S’il est peu probable que le nouvel album “Happy in the Hollow” (le premier qu’ils produisent eux-mêmes, le premier aussi pour le label Tough Love) élargisse considérablement le cercle des adeptes, il montre en tout cas un groupe parvenu à maturité, qui affirme davantage sa personnalité que naguère. Les ingrédients ne sont pas tellement différents que sur ses autres disques, et forment comme toujours de multiples strates, mais ils sont agencés avec une dextérité, une finesse et un sens du contraste qui faisaient un peu défaut jusqu’ici.
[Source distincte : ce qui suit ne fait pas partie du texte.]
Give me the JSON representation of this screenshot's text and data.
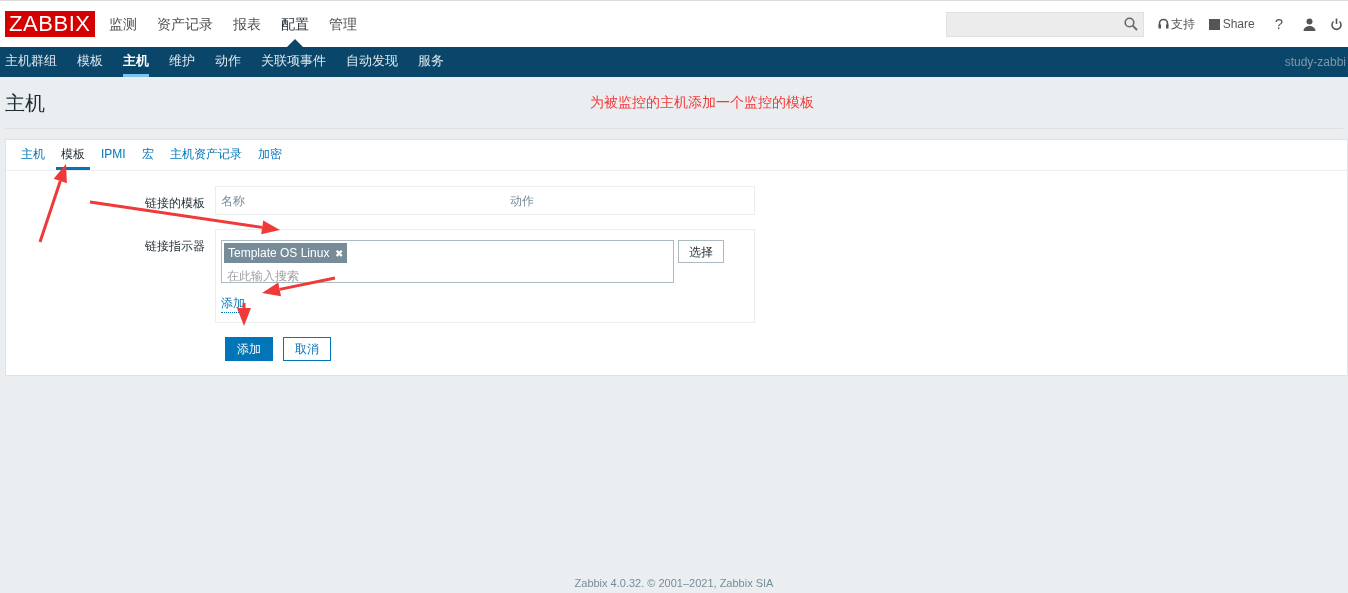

Quand l’album précédent, “Clear Shot”, faisait se succéder des morceaux d’indie rock à guitare plaisants mais manquant de relief, “Happy in the Hollow” mord d’emblée, avec la pulsation métronomique et irrésistible de “Sequence One”, sous influence Krautrock.
Suit le plus tempéré “Mistake a Stranger”, où l’alliance d’une mélodie vocale mise plus en avant qu’à l’accoutumée, de gimmicks de guitare façon pedal steel et, surtout, d’un theremin, crée une ambiance cotonneuse et un brin irréelle dans laquelle on se laisse flotter avec délices. La brutalité du titre suivant, le bien nommé “Energy”, n’en est que plus saisissante : batterie qui cogne, accordages dissonants que n’aurait pas reniés Sonic Youth, et voix parlée menaçante mixée cette fois-ci beaucoup plus en arrière. Evidemment, le vaporeux quatrième morceau, “Last Warmth of the Day”, en prend le contre-pied en revisitant le psychédélisme gothique de certaines chansons de Bauhaus, tout en citant – sans doute fortuitement – le riff de quatre notes de “Girl You’ll Be a Woman Soon” (plutôt la fameuse reprise par Urge Overkill que l’original de Neil Diamond) !
Comme s’il avait voulu nous montrer dès l’entame tout ce dont il était capable, TOY baisse ensuite la garde, enchaînant des morceaux tout aussi riches en atmosphère mais plus doux, à la rythmique souvent en retrait, sans que jamais l’ennui ne pointe. Mêlant les arpèges d’un folk presque pastoral aux nappes et aux beats synthétiques (le glacis de “Strangulation Day” évoque les débuts d’OMD), le groupe séduit sans forcer. Et parvient à se renouveler sans abandonner pour autant sa signature sonore. Une belle réussite.